La lluvia caía como balas de neón sobre Pentagram City. Era una de esas noches en las que hasta los pecadores más duros buscaban refugio bajo los toldos rotos. Tú eras un demonio de clase baja (un imp mecánico que trabajaba en un taller de motos del distrito industrial), y esa noche estabas volviendo a casa después de un turno doble. Tenías la chaqueta empapada y el casco bajo el brazo cuando oíste el rugido.

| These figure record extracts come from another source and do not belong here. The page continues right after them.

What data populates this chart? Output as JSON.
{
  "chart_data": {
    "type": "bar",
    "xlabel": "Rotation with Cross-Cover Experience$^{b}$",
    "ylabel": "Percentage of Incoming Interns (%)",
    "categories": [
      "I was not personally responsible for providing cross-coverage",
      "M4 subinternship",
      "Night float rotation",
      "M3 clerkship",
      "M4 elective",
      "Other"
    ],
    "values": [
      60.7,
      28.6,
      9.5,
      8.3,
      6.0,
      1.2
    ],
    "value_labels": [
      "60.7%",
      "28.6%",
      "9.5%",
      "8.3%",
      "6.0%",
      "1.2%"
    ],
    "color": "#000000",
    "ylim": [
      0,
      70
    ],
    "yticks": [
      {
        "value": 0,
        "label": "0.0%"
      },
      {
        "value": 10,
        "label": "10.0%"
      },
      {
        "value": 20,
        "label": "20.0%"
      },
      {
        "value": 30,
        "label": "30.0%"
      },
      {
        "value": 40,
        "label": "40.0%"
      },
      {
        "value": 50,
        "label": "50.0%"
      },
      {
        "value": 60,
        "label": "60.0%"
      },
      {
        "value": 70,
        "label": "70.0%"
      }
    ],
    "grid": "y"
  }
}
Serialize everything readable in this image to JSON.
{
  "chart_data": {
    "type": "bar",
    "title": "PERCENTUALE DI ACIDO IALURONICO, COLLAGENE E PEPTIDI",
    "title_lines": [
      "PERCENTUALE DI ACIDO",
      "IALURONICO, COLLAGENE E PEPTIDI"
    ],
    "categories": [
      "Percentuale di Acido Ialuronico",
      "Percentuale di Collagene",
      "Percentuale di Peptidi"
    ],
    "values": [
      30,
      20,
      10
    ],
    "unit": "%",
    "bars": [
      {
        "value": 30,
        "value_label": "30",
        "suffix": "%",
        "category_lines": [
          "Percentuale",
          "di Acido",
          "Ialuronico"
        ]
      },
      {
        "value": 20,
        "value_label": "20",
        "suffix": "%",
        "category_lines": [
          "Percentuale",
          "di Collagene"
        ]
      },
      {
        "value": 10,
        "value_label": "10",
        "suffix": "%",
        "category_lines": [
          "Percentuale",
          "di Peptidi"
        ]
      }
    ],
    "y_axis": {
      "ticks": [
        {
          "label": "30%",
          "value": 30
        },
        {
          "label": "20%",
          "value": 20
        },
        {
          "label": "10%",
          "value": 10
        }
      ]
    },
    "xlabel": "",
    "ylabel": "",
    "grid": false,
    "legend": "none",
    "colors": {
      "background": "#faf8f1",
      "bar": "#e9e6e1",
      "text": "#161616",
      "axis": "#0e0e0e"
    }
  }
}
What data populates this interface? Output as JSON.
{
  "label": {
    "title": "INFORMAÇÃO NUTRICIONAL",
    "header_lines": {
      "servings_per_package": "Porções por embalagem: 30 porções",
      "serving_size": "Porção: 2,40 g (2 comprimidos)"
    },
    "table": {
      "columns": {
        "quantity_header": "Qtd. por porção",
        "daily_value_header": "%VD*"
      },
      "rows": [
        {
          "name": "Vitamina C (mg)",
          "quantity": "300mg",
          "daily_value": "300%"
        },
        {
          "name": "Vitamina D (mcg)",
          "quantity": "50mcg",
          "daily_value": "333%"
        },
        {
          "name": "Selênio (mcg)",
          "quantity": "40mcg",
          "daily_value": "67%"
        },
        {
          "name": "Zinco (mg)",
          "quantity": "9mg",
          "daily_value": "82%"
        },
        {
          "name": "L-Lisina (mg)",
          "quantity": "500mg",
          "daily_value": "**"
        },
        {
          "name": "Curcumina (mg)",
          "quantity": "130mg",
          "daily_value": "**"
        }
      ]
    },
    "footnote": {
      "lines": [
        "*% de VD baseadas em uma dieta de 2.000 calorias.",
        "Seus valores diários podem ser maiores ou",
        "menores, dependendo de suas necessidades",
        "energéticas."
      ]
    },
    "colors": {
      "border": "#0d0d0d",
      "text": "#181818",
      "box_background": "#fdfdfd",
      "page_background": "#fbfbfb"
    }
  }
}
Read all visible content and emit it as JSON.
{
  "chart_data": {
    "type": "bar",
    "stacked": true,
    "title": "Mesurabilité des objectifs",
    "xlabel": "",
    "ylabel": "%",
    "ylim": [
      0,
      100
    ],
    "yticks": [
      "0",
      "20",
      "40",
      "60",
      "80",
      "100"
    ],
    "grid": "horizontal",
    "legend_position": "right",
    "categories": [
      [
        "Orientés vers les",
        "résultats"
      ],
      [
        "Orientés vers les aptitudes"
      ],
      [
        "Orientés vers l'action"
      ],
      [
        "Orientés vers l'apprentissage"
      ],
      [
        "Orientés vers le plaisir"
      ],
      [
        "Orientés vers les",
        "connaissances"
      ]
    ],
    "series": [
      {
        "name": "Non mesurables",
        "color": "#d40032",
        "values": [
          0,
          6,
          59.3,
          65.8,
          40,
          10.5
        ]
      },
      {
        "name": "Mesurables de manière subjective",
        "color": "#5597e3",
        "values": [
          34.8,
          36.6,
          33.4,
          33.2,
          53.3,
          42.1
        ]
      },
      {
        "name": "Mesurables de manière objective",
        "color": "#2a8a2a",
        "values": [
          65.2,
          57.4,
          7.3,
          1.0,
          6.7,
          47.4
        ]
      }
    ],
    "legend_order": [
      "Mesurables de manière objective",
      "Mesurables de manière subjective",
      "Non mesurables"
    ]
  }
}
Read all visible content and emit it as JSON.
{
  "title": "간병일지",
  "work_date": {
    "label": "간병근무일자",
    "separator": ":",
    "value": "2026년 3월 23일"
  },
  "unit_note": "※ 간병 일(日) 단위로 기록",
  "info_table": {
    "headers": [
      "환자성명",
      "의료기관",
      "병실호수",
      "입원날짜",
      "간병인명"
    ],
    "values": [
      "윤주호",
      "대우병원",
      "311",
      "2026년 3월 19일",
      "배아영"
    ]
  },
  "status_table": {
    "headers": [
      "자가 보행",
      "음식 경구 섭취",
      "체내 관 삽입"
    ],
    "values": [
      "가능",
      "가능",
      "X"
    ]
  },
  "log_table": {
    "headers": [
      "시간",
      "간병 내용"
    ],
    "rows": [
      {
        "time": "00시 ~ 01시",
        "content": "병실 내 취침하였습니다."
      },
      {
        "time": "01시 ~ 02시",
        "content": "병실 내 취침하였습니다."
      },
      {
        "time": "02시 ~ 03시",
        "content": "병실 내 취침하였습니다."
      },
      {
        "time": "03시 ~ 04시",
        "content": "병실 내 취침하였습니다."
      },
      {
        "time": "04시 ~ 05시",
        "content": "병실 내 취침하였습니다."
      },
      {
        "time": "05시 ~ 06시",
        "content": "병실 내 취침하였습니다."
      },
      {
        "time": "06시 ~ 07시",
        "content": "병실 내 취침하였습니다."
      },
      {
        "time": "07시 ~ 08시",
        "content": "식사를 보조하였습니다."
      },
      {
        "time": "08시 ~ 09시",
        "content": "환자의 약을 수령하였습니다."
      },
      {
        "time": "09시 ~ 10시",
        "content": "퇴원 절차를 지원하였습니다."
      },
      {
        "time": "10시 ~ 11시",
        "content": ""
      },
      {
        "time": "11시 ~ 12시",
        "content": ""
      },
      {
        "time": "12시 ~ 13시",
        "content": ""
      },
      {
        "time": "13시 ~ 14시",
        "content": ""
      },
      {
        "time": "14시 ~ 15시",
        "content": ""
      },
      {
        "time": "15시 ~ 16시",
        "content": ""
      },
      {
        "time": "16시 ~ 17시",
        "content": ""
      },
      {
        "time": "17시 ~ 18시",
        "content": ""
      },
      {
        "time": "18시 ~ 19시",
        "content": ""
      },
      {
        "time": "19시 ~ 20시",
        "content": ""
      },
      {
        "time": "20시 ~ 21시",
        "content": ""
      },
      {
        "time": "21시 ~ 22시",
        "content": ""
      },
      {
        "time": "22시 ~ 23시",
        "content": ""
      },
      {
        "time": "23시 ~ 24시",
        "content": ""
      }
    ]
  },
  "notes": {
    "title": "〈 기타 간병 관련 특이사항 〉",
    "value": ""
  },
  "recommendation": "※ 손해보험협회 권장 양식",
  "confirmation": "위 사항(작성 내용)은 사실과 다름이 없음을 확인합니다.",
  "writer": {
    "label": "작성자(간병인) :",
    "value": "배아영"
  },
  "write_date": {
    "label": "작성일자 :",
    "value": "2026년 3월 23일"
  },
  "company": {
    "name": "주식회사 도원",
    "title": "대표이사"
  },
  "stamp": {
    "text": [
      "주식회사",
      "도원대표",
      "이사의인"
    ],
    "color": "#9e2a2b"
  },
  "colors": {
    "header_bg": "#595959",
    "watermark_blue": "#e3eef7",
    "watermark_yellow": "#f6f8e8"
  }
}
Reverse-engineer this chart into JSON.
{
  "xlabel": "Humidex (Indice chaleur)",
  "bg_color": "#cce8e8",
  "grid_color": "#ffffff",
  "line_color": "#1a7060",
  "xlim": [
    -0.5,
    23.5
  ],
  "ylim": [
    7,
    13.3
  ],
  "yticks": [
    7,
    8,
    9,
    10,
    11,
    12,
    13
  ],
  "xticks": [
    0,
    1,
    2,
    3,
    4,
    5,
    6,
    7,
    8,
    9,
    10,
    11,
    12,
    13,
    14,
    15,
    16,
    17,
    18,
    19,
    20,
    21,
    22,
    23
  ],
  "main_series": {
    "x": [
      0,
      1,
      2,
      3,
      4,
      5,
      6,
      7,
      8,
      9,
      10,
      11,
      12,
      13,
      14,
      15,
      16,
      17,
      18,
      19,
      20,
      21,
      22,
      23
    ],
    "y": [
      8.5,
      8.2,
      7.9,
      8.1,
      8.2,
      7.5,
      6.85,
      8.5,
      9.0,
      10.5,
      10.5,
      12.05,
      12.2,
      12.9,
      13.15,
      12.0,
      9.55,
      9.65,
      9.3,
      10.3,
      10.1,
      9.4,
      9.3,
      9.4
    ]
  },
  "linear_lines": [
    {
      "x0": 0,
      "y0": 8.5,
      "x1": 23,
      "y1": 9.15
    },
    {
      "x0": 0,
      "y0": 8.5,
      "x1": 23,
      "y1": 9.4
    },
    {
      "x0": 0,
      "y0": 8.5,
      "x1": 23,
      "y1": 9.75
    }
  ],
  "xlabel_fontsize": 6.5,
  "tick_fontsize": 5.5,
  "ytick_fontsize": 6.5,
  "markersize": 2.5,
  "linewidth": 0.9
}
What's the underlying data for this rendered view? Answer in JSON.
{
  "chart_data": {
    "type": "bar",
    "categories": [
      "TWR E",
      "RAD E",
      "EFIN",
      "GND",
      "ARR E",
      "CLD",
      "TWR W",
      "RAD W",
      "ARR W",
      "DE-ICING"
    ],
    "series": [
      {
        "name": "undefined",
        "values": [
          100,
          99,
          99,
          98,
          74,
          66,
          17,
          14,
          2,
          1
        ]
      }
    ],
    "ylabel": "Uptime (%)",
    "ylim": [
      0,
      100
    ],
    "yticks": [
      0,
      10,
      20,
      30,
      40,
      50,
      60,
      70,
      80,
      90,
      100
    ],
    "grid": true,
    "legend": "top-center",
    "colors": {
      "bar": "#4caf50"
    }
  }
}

Un trueno púrpura. Literalmente. De la oscuridad salió ella: una moto infernal envuelta en llamas magenta, derrapando en la curva mojada como si la carretera le perteneciera. El faro delantero te cegó un segundo. La moto se detuvo a medio metro de ti con un chirrido que hizo vibrar el asfalto. El escape escupió una llamarada púrpura y la placa CUL8R brilló bajo la lluvia. Octavia se quitó el casco con una mano enguantada. El cabello morado le cayó sobre los hombros mojados. Te miró de arriba abajo con esos ojos rojos brillantes y una sonrisa torcida
Octavia Goetia: Joder… ¿estás vivo o solo eres otro idiota que se quedó mirando la lluvia?
Su voz era grave, ronca por el humo y la velocidad
Octavia Goetia: Pareces a punto de ahogarte, mecánico.
No esperó respuesta. Se bajó de la moto con un movimiento fluido que hizo que cada curva de su cuerpo se marcara contra el traje mojado. Las gotas resbalaban por sus muslos y glúteos como si la lluvia misma quisiera tocarla. Caminó hacia ti, botas chapoteando, y te miró directamente a los ojos
Octavia Goetia: Mi moto se sobrecalentó en la última carrera. Necesito que alguien con manos decentes revise el escape antes de que explote y me arruine la noche.
Señaló el taller que estaba a dos calles
Octavia Goetia: ¿Trabajas ahí? Bien. Te pago el triple si lo haces ahora. Y si lo haces bien… te invito a una vuelta. Pero solo si puedes seguirme.